March 28, 2010

We've listened; we've plugged our ears.

Yeah. Health care reform. Nobody wants to talk about it. Everybody wants to talk about it.

Consistent with the American way, I'm interested in how this act effects me. Isn't everyone? All the passionate arguments are rooted in one of these two facts: This act is going to help me, or this act is not going to help me. And then, why I think you should agree with me.

So here it goes.
I will immediately be positively effected by health care reform. Last week I wrote down the medical things I needed to get done before getting kicked off my parent's insurance this Winter. I also made a list of all my current medical needs and expenses. I calculated it would be cheaper for me to work under 20 hours a week post graduation and thus be able stay on my parent's insurance. Realizing this sucked because for the first time my life was being altered because of health insurance.

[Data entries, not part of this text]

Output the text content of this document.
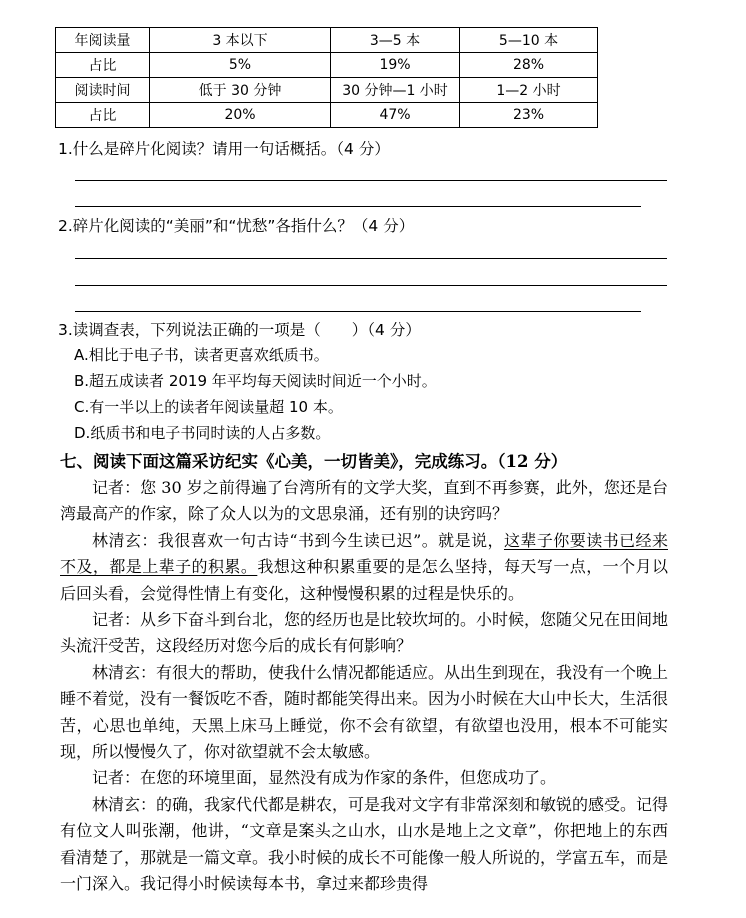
年阅读量	3 本以下	3—5 本	5—10 本
占比	5%	19%	28%
阅读时间	低于 30 分钟	30 分钟—1 小时	1—2 小时
占比	20%	47%	23%
1.什么是碎片化阅读？请用一句话概括。（4 分）
2.碎片化阅读的“美丽”和“忧愁”各指什么？（4 分）
3.读调查表，下列说法正确的一项是（　　）（4 分）
A.相比于电子书，读者更喜欢纸质书。
B.超五成读者 2019 年平均每天阅读时间近一个小时。
C.有一半以上的读者年阅读量超 10 本。
D.纸质书和电子书同时读的人占多数。
七、阅读下面这篇采访纪实《心美，一切皆美》，完成练习。（12 分）

记者：您 30 岁之前得遍了台湾所有的文学大奖，直到不再参赛，此外，您还是台湾最高产的作家，除了众人以为的文思泉涌，还有别的诀窍吗？

林清玄：我很喜欢一句古诗“书到今生读已迟”。就是说，这辈子你要读书已经来不及，都是上辈子的积累。我想这种积累重要的是怎么坚持，每天写一点，一个月以后回头看，会觉得性情上有变化，这种慢慢积累的过程是快乐的。

记者：从乡下奋斗到台北，您的经历也是比较坎坷的。小时候，您随父兄在田间地头流汗受苦，这段经历对您今后的成长有何影响？

林清玄：有很大的帮助，使我什么情况都能适应。从出生到现在，我没有一个晚上睡不着觉，没有一餐饭吃不香，随时都能笑得出来。因为小时候在大山中长大，生活很苦，心思也单纯，天黑上床马上睡觉，你不会有欲望，有欲望也没用，根本不可能实现，所以慢慢久了，你对欲望就不会太敏感。

记者：在您的环境里面，显然没有成为作家的条件，但您成功了。

林清玄：的确，我家代代都是耕农，可是我对文字有非常深刻和敏锐的感受。记得有位文人叫张潮，他讲，“文章是案头之山水，山水是地上之文章”，你把地上的东西看清楚了，那就是一篇文章。我小时候的成长不可能像一般人所说的，学富五车，而是一门深入。我记得小时候读每本书，拿过来都珍贵得
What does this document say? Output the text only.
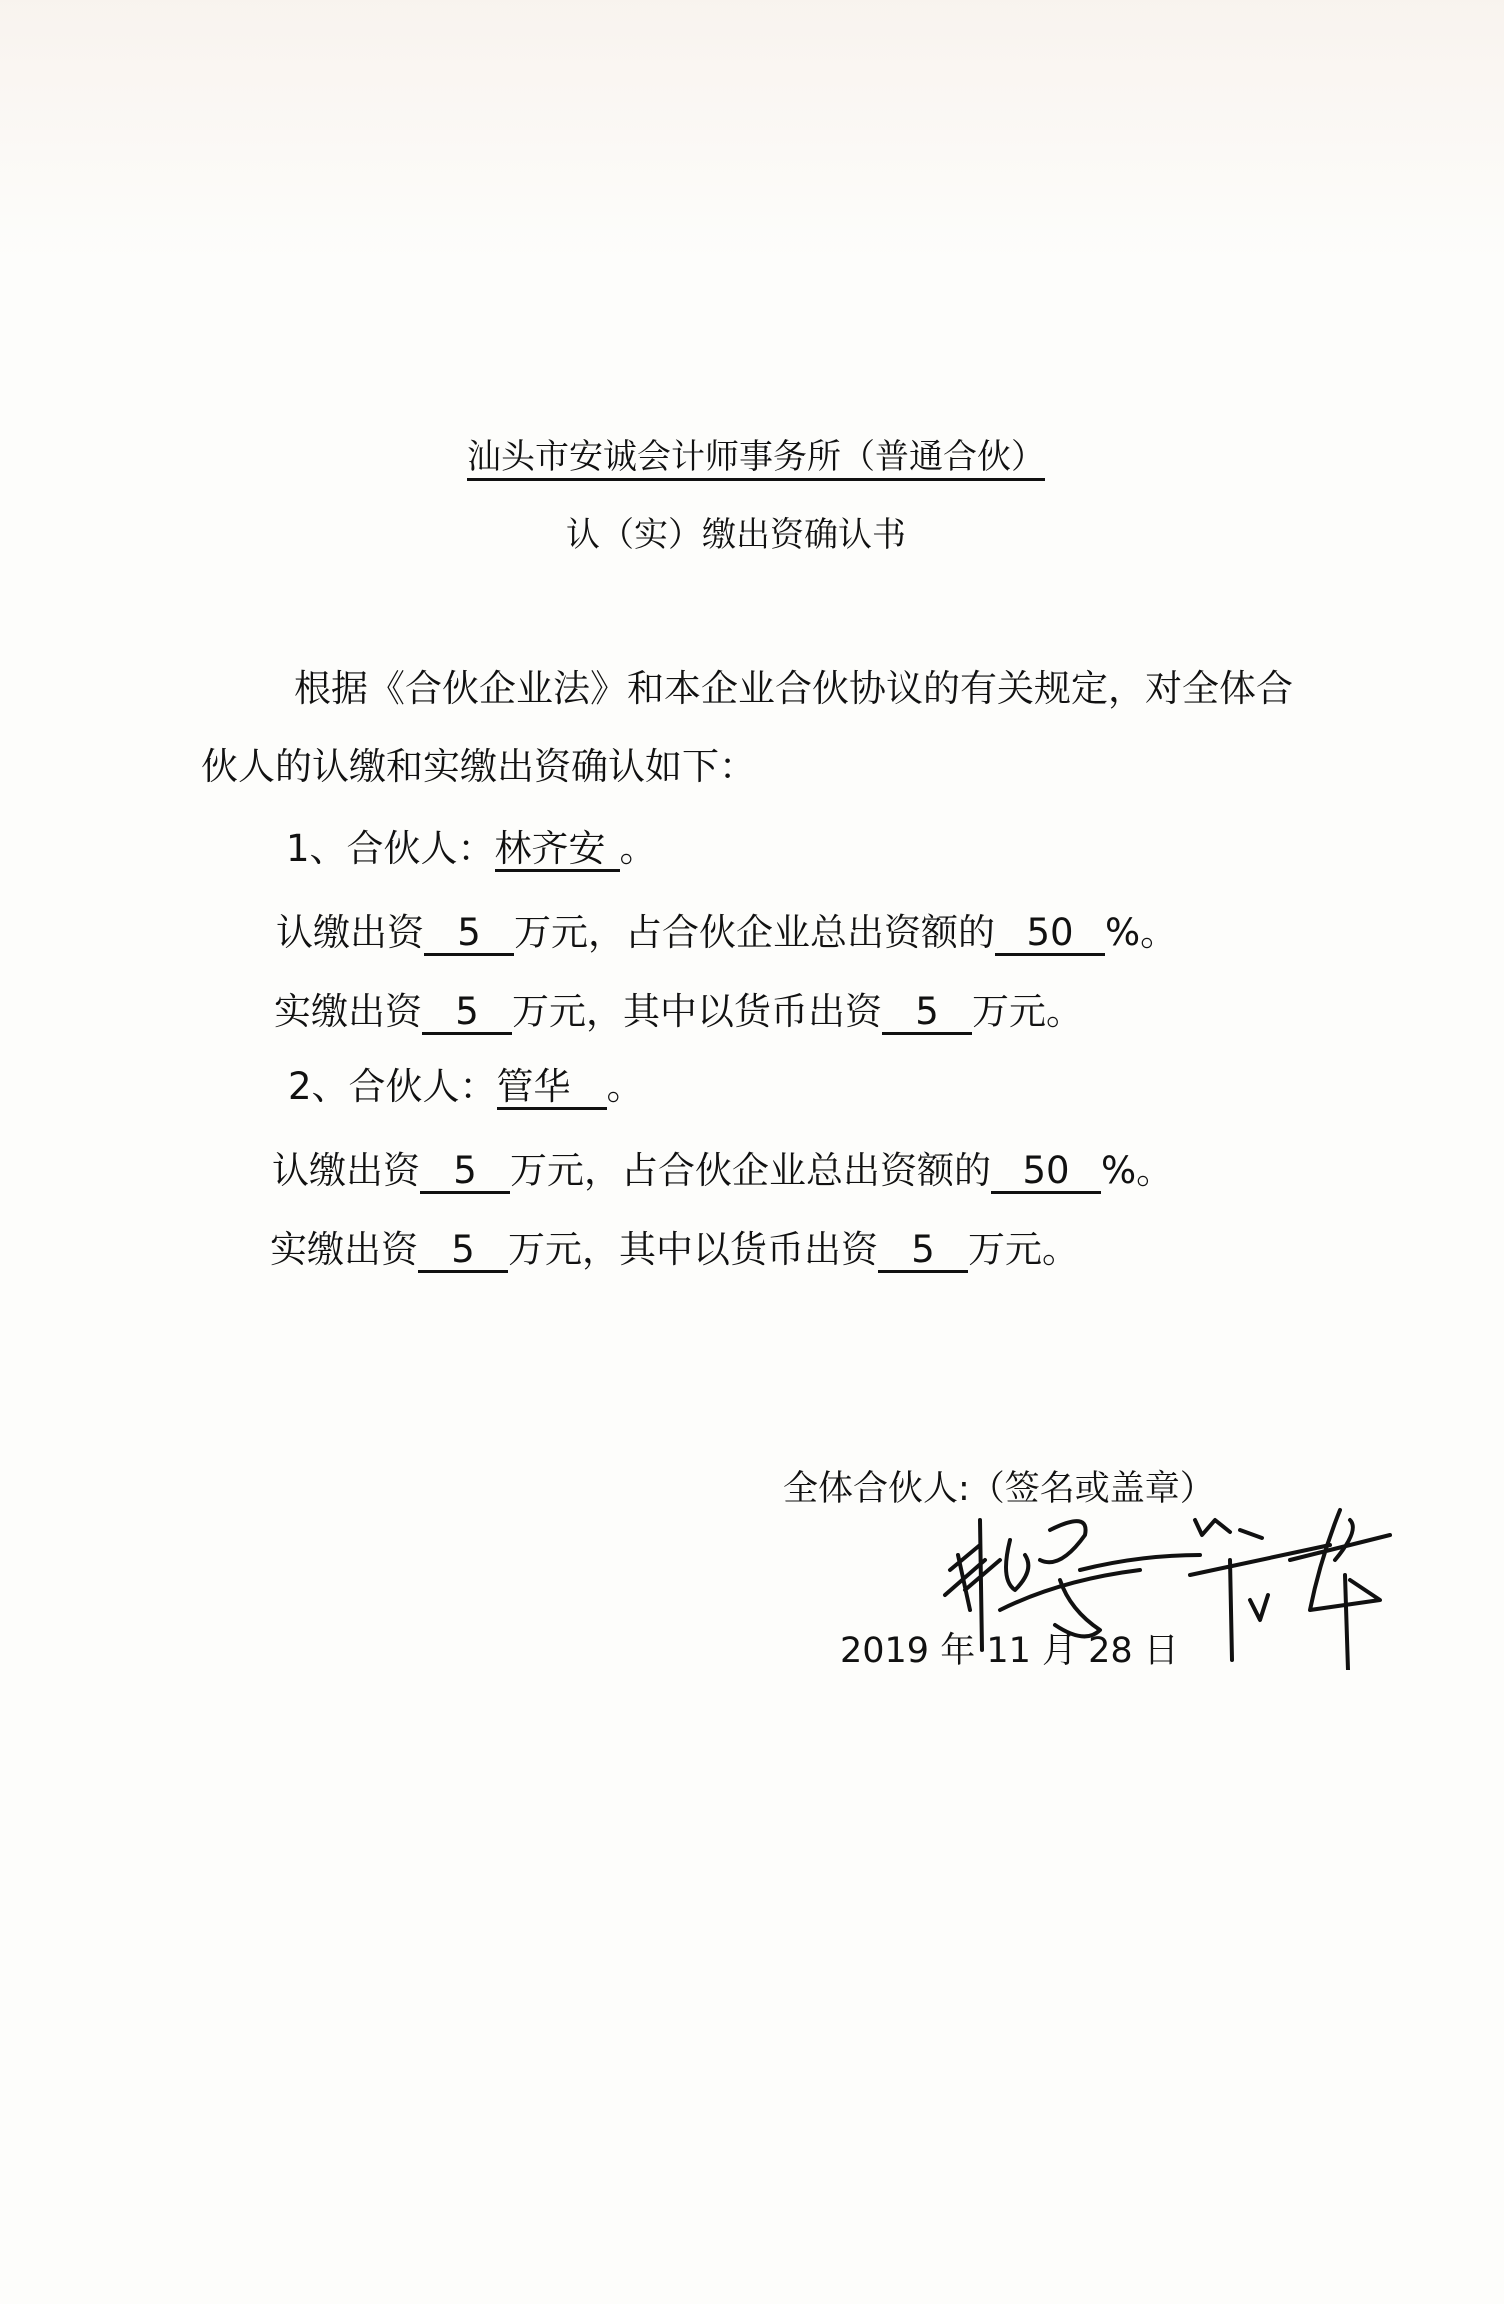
汕头市安诚会计师事务所（普通合伙）
认（实）缴出资确认书
根据《合伙企业法》和本企业合伙协议的有关规定，对全体合
伙人的认缴和实缴出资确认如下：
1、合伙人：林齐安 。
认缴出资 5 万元，占合伙企业总出资额的 50 %。
实缴出资 5 万元，其中以货币出资 5 万元。
2、合伙人：管华 。
认缴出资 5 万元，占合伙企业总出资额的 50 %。
实缴出资 5 万元，其中以货币出资 5 万元。
全体合伙人:（签名或盖章）
2019 年 11 月 28 日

BUT, because of President Obama's health care reform, I will be able to stay on my parent's insurance until I turn 26, REGARDLESS OF MY MARITAL AND WORK STATUS. This is amazing. And really, very consistent with the times.

Ian Shapira of the Washington Post wrote in "Health bill gives millennials extra cushion in adulthood,"
"In it's bureaucratic way, the government's restructuring of health care sets a new starting point for independent adulthood: no longer at age 18 or 21, but deep in the 20's."
I've been thinking this all along. It is true. I'm not 21 and married and about to have a baby like women of previous generations. I could if I wanted, but I don't. (And I don't think that is a bad way to go.) But I'm 21 and ready to see something, to experience something, to start my life and health care reform makes that DIRECTLY possible.

Of course this is not the only way I'm effected (both negatively and positively), but last week's concern has turned into this week's jubilation. And that is worth noting.